What Gurley Brown arguably intended was for women to have equal access to more, not to have to choose between having a family and retaining our own identities, or between caring for our families and providing for ourselves.
Largely a product of the feminist movement in the 1960s and 70s, equal opportunity was the prominent theme. Many women defined feminism as a woman’s ability and right to have it all. But feminism is not about having it all. Feminism is about the freedom to make choices and have access to opportunity. And it involves men.
In 2013, Ann Marie Slaughter spoke about the “myth of having it all.” Slaughter wrote, “Women of my generation have clung to the feminist credo we were raised with, even as our ranks have been steadily thinned by unresolvable tensions between family and career, because we are determined not to drop the flag for the next generation. But when many members of the younger generation have stopped listening, on the grounds that glibly repeating “you can have it all” is simply airbrushing reality, it is time to talk.”
The plight of women in the workforce in 2016 is different from that in 1970 and we need to have that conversation. Simply scroll your Facebook feed to witness ongoing gender tension. While we have advanced on some fronts, much work still needs to be done. A good place to start would be to include men.

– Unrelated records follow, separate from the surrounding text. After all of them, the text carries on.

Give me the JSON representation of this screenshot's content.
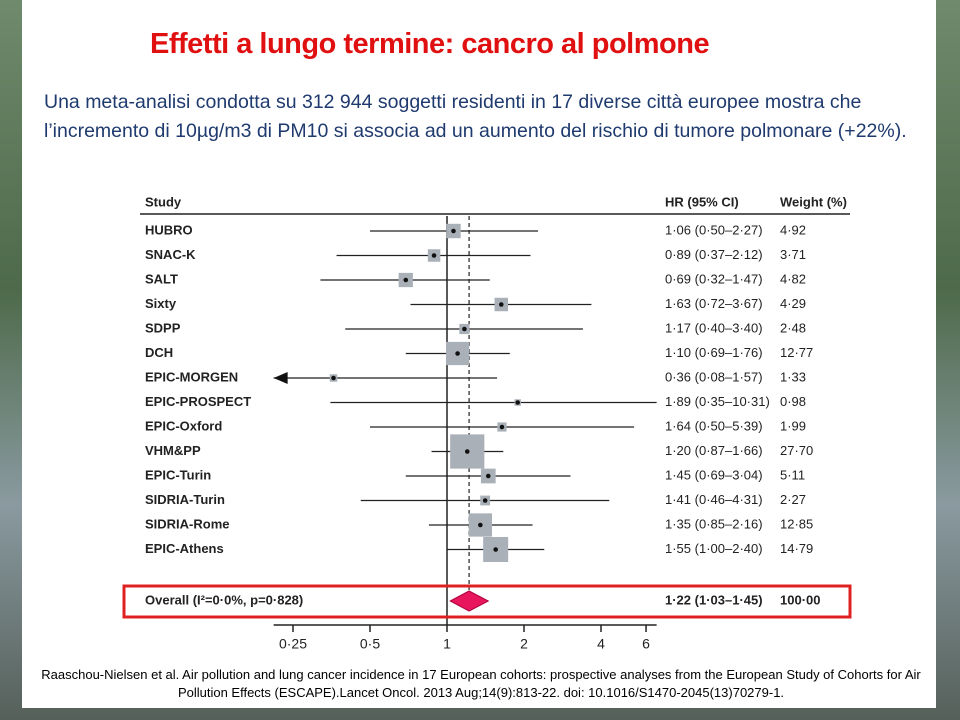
{
  "title": "Effetti a lungo termine: cancro al polmone",
  "text": "Una meta-analisi condotta su 312 944  soggetti residenti in 17 diverse città europee mostra  che l’incremento di 10µg/m3 di PM10 si associa ad un aumento del rischio di tumore polmonare (+22%).",
  "citation": "Raaschou-Nielsen et al. Air pollution and lung cancer incidence in 17 European cohorts: prospective analyses from the European Study of Cohorts for Air Pollution Effects (ESCAPE).Lancet Oncol. 2013 Aug;14(9):813-22. doi: 10.1016/S1470-2045(13)70279-1.",
  "chart_data": {
    "type": "forest",
    "xlog": true,
    "headers": [
      "Study",
      "HR (95% CI)",
      "Weight (%)"
    ],
    "xlim": [
      0.21,
      6.6
    ],
    "xticks": [
      {
        "value": 0.25,
        "label": "0·25"
      },
      {
        "value": 0.5,
        "label": "0·5"
      },
      1,
      2,
      4,
      6
    ],
    "studies": [
      {
        "name": "HUBRO",
        "hr": 1.06,
        "lo": 0.5,
        "hi": 2.27,
        "hr_label": "1·06 (0·50–2·27)",
        "weight": 4.92,
        "weight_label": "4·92"
      },
      {
        "name": "SNAC-K",
        "hr": 0.89,
        "lo": 0.37,
        "hi": 2.12,
        "hr_label": "0·89 (0·37–2·12)",
        "weight": 3.71,
        "weight_label": "3·71"
      },
      {
        "name": "SALT",
        "hr": 0.69,
        "lo": 0.32,
        "hi": 1.47,
        "hr_label": "0·69 (0·32–1·47)",
        "weight": 4.82,
        "weight_label": "4·82"
      },
      {
        "name": "Sixty",
        "hr": 1.63,
        "lo": 0.72,
        "hi": 3.67,
        "hr_label": "1·63 (0·72–3·67)",
        "weight": 4.29,
        "weight_label": "4·29"
      },
      {
        "name": "SDPP",
        "hr": 1.17,
        "lo": 0.4,
        "hi": 3.4,
        "hr_label": "1·17 (0·40–3·40)",
        "weight": 2.48,
        "weight_label": "2·48"
      },
      {
        "name": "DCH",
        "hr": 1.1,
        "lo": 0.69,
        "hi": 1.76,
        "hr_label": "1·10 (0·69–1·76)",
        "weight": 12.77,
        "weight_label": "12·77"
      },
      {
        "name": "EPIC-MORGEN",
        "hr": 0.36,
        "lo": 0.08,
        "hi": 1.57,
        "hr_label": "0·36 (0·08–1·57)",
        "weight": 1.33,
        "weight_label": "1·33"
      },
      {
        "name": "EPIC-PROSPECT",
        "hr": 1.89,
        "lo": 0.35,
        "hi": 10.31,
        "hr_label": "1·89 (0·35–10·31)",
        "weight": 0.98,
        "weight_label": "0·98"
      },
      {
        "name": "EPIC-Oxford",
        "hr": 1.64,
        "lo": 0.5,
        "hi": 5.39,
        "hr_label": "1·64 (0·50–5·39)",
        "weight": 1.99,
        "weight_label": "1·99"
      },
      {
        "name": "VHM&PP",
        "hr": 1.2,
        "lo": 0.87,
        "hi": 1.66,
        "hr_label": "1·20 (0·87–1·66)",
        "weight": 27.7,
        "weight_label": "27·70"
      },
      {
        "name": "EPIC-Turin",
        "hr": 1.45,
        "lo": 0.69,
        "hi": 3.04,
        "hr_label": "1·45 (0·69–3·04)",
        "weight": 5.11,
        "weight_label": "5·11"
      },
      {
        "name": "SIDRIA-Turin",
        "hr": 1.41,
        "lo": 0.46,
        "hi": 4.31,
        "hr_label": "1·41 (0·46–4·31)",
        "weight": 2.27,
        "weight_label": "2·27"
      },
      {
        "name": "SIDRIA-Rome",
        "hr": 1.35,
        "lo": 0.85,
        "hi": 2.16,
        "hr_label": "1·35 (0·85–2·16)",
        "weight": 12.85,
        "weight_label": "12·85"
      },
      {
        "name": "EPIC-Athens",
        "hr": 1.55,
        "lo": 1.0,
        "hi": 2.4,
        "hr_label": "1·55 (1·00–2·40)",
        "weight": 14.79,
        "weight_label": "14·79"
      }
    ],
    "overall": {
      "name": "Overall (I²=0·0%, p=0·828)",
      "hr": 1.22,
      "lo": 1.03,
      "hi": 1.45,
      "hr_label": "1·22 (1·03–1·45)",
      "weight": 100,
      "weight_label": "100·00"
    }
  }
}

Equality begins with an even distribution of responsibilities and families should be in this together. According to a study done by Pew Research, in close to half of two-parent families, both mom and dad work full-time. A closer look at Pew data shows that full-time working mothers seem to find the balancing act more difficult than fathers: One in five women said they found it “very difficult,” compared with 12 percent of men. Four out of ten or 40 percent of full-time working moms say they always feel rushed. Perhaps not surprisingly, roughly six in ten — 59 percent — say the mother plays a larger role in managing their children’s schedules and activities, while just 5 percent say the father does more and 36 percent say the parents share this responsibility equally.
As a society we need to investigate, find solutions to and modify our employment structure to address this disparity. Achieving a well balanced work-life schedule is a goal across the sexes. There are judgments if you work too much, or conversely do not have a successful career. Perhaps you have a nanny “raising your children” or you gave up your career to be a stay at home caregiver. These are all difficult challenges each and every one of us grapple with to find compromise. And these are reasonable challenges compared to what single working parents must contend with or those living below the poverty line.
If we change the goal from “having it all” to “we are in this together” by supporting shared, not gender-based, responsibilities and opportunities, and if we adjust the workplace to facilitate such outcomes, our children will prosper and so will we. For example, employers should support adequate paternity and maternity leave for mothers and fathers; increase employee flexibility in work schedules; and increase child care options that are affordable. A supportive spouse is not enough. The key factor is not gender per se, but addressing policies and programs incompatible with having families and career advancement.
Although challenges for women still exist in the workplace, I feel grateful to be a woman in the world today because it’s an exciting and important time for our gender and our families. I juggle a family and a demanding career and I do so honestly by embracing the chaos.
I go to bed with a sink full of dirty dishes, often run late and then I forgive myself. My goal has never been to “have it all” but to model compromise, ambition and confidence for my children. And as we move away from the “pressure cooker of having it all” and gracefully slip back into our natural state of being creative, nurturing, compassionate and receptive, we are beginning to shift the impact that women are making.
The past has been about participating more fully and equally in the world. The future will be about changing the world to have men as our partners, not as obstacles.